The Candelabra bush (as it is sometimes called) has lovely, soft leaves in an oval shape. They fold up in the evening. It can reach 10 feet in height, and the bush shape makes it ideal for hedging, row planting, or a few clumped together to create a dramatic stand-alone effect.

Senna Alata prefers moist soil, especially when it is young. The soil should contain sharp sand with some loamy material. Mulch the plant well to reserve water. Don't water the leaves if possible. After it is in-ground and established, you will not need to water it as often. Where I live, after one year, I don't have to water mine at all, the summer rains take care of that. In winter the plant slows down and the occassional rains we receive are enough to suffice.

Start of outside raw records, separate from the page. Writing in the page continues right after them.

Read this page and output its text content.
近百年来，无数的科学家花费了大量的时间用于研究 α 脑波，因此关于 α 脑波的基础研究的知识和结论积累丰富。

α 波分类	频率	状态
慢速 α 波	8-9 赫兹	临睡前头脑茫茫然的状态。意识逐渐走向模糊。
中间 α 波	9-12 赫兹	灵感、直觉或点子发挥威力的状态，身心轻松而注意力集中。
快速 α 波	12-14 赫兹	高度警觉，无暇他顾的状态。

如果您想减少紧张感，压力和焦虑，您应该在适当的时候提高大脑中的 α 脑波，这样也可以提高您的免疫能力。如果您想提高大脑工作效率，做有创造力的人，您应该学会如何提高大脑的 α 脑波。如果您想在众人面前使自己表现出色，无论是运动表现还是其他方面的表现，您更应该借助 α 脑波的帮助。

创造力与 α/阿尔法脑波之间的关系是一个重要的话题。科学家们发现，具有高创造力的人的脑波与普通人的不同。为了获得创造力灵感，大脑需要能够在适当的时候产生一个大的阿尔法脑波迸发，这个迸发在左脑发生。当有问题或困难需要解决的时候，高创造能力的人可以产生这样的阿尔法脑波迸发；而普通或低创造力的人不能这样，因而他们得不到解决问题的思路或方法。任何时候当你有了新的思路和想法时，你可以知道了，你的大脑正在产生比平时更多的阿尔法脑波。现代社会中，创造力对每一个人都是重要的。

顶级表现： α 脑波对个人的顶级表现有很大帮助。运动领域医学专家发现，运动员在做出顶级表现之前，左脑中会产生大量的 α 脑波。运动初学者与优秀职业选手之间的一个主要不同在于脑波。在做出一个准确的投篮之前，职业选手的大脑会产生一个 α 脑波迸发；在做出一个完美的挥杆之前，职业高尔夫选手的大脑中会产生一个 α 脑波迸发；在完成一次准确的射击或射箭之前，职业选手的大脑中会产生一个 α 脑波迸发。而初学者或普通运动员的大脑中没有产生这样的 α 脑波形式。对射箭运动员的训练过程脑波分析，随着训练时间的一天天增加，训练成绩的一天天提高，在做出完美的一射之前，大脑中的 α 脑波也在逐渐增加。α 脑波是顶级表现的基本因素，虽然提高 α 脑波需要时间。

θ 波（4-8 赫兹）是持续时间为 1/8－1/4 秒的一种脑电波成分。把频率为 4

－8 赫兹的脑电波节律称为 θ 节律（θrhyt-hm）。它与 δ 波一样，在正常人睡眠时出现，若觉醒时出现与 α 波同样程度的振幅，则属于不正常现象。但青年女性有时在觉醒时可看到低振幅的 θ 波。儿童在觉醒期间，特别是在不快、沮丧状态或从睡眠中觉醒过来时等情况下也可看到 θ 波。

Senna Alata also has the added benefit of preventing ringworm. In 2nd and 3rd world countries, the crushed leaves are still used to remove this pest from the skin of animals and humans alike. It can also be used as a strong laxative.

Candelabra bush is also a burtterfly attractor. The Giant Yellow Sulphur uses it not only for nectaring, but lays it's eggs on the plant. A few days later, lovely avocado and lemon striped caterpillars emerge. So if you like butterflies, this is another reason to try your hand at the lovely Senna Alata bush.